Trellick
Meatgrinder
self-released
The artwork for Scots industrial project Trellick has generally leaned towards brutalist shapes and structures, an appropriate visual accompaniment to the project’s rough sonic textures. New EP Meatgrinder finds further developments afoot, as elements of EBM and dark electro have come more to the fore, contrasting the rhythmic noise like origins of the project. The bassline for “Those Other Escapes” certainly recalls modern body music sounds, emerging late in the track from amid ghostly wind and far-off vocals. “State of Fear” picks up, revolving around a simple synthloop that provides a solid foundation for a rotating arrangement of distorted percussion sounds, growing denser and bleaker as more and more static noise make their way into the mix. The suggestion of abandoned and consequently haunted cityscapes is driven home through the harsh minimalism of closer “People Used to Live Here”, where encroaching noise serves as a audio metaphor for urban decay. It’s a fine contrast with both the title track and “The Ugly Kind of Crying” which go much larger and more immediately impactful, the former with corrosive doses of acid, and the latter via big beat-touched programming, a track suitable for raves in the abandoned concrete plant. It’s all hard-hitting and austere while never succumbing to hopelessness – the tempered anger at the state of things serves as Trellick’s accelerant, burning cleaner and brighter than ever before.
Blakmoth
Behölder
self-released
Baltimore producer Blakmoth’s turned out a wide ranging yet still distinct slew of releases, both long and short form, in the years since we’ve started tracking his work. While they’ve ranged in theme and delivery, the overarching alchemical mixture of moods and emotions brought about through his use of of drones always carries a particular register, and new release Behölder (too short for an LP, too long for an EP) maintains that current despite field testing a range of sounds in relatively short order. By the standards of dark ambient Behölder feels fast-moving and varied, never holding to one tone or toolkit for very long.
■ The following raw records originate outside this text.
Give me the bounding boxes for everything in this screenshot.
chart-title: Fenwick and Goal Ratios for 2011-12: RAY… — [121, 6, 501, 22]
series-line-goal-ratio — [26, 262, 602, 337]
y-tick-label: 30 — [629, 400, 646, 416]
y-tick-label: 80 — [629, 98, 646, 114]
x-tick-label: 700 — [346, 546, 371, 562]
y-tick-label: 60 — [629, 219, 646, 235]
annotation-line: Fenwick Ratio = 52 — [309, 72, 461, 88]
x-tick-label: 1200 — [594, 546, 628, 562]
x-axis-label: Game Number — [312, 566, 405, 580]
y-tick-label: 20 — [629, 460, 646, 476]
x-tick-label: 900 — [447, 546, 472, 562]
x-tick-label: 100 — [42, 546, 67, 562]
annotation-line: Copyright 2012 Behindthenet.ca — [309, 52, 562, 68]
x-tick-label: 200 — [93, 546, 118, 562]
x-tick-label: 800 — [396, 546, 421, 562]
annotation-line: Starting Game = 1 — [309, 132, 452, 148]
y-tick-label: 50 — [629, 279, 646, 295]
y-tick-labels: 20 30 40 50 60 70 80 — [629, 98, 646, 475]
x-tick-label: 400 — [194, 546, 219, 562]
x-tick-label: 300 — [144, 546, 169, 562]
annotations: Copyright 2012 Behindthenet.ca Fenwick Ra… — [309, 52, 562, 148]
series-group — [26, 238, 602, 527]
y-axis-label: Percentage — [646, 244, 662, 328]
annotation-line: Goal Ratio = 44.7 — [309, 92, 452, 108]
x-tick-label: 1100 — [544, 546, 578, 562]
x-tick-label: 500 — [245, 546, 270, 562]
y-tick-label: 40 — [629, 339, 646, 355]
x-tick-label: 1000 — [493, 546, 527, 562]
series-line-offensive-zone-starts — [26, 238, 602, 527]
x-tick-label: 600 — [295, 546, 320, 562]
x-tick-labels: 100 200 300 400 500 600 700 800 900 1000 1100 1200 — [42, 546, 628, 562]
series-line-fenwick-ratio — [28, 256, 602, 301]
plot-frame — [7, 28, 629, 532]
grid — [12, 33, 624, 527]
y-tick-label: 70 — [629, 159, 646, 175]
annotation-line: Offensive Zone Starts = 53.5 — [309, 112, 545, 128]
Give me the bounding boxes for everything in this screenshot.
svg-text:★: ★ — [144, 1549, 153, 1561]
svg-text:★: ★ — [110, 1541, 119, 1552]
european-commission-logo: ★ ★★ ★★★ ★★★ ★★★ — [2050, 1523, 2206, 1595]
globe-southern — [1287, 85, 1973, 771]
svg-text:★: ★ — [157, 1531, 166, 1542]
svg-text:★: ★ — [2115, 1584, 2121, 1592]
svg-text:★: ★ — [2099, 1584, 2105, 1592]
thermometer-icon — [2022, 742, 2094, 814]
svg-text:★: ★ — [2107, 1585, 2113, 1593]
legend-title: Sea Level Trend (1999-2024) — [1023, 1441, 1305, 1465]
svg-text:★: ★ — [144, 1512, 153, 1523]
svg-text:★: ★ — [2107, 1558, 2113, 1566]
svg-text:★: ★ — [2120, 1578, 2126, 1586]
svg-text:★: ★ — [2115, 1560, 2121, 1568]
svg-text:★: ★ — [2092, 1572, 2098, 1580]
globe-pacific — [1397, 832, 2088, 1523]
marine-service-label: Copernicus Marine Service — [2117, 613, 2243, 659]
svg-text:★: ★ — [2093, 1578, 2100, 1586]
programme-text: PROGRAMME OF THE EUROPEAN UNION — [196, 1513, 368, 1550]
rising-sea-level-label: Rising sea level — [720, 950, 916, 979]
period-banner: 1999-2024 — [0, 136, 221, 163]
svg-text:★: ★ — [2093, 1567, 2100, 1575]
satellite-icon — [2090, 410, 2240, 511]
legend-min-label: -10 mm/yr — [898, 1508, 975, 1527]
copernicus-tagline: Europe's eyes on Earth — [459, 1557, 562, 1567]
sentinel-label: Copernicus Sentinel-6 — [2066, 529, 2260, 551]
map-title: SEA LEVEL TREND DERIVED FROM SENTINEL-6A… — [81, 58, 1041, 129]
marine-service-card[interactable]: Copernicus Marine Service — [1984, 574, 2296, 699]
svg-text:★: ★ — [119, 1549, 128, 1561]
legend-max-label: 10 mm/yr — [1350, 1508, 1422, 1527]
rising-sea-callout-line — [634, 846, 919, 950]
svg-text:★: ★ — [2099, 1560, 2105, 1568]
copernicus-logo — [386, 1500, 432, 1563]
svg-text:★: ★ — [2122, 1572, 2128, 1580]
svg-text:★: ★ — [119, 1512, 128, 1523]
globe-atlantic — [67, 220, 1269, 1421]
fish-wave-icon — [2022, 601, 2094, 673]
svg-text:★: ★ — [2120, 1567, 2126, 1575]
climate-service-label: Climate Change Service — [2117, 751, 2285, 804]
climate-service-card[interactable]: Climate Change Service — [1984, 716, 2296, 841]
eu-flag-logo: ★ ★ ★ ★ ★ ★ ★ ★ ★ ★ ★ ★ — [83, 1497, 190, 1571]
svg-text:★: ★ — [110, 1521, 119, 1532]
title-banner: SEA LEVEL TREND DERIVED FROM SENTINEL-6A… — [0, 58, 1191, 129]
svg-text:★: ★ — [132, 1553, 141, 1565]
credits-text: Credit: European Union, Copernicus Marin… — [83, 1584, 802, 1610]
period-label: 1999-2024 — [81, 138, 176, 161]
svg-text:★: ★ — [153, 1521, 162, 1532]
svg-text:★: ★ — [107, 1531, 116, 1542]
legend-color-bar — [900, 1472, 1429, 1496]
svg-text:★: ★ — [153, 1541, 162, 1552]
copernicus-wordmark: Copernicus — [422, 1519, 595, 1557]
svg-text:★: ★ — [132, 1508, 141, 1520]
The mournful strings which sweep downward through “Mörte Gale” is somewhat reminiscent of how acts like Gorgyra and Randal Collier-Ford have integrated ancient folk sounds into their atmospheres, while the slowly rotating winds and pads of “Blood In The Furrows” manages to carry the chilling horror of classic Megaptera out into the realm of cosmic dark ambient in just four minutes. That range makes Behölder as good a jumping on point for Blakmoth as any release we’ve heard from him, but even the neophyte will in short order begin to feel the distinct, fatalistic undertow which defines his work and ultimately distinguishes him from those other points of comparison.